After a careful study of the ancient Hebrew, she offered an alternate translation: “Thou art turning away to thy husband, and he will rule over thee.” Woman’s sin, then, was in turning to her husband and away from God. Man’s rule over women was not God’s will, but rather a prophetic description of the consequences of that action. It was an unfortunate effect of the Fall, a circumstance in contradiction to created order, an effect of sin redeemed by the work of Christ. (If you find this intriguing, pick up her book God’s Word to Women, or find a more readable synopsis of her key theological arguments in chapters 5 and 6 of A New Gospel for Women).

Bushnell has much more to say on that passage, and on hundreds of other passages that directly affected the status of women throughout Christian history.

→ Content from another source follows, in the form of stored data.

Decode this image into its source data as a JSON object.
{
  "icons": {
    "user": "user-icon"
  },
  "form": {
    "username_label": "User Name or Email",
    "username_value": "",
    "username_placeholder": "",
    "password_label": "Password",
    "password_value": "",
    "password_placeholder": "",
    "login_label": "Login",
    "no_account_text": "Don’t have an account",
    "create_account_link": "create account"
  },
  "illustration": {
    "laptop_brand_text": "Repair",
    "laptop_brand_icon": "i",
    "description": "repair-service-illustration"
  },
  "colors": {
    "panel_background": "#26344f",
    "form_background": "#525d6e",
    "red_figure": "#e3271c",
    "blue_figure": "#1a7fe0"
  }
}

I should note that Bushnell was no liberal. Indeed, throughout her life she denounced the evils of modernism and insisted that the Bible was everything that it claimed to be: “inspired, infallible, and inviolable.” (If it makes a difference to you, she was also against abortion…and even birth control. But perhaps not for the reasons you think…)

Kate Bushnell was deeply concerned about women, and she was deeply concerned about the Word of God.

It appears that you, too, are concerned about the Word of God.

You attest to have taken your charge seriously (1 Timothy 6:20).

But I invite you to consider carefully what Kate Bushnell had to say a century ago.

Take a close look at what female biblical scholars and translators have had to say since that time.

And until you do so, you may want to hold off on enshrining the “Permanent ESV.”

Kristin Kobes Du Mez


Du Mez, Kristin Kobes. “An Open Letter to the ESV Translation Committee.” Anxious Bench, September 22, 2016.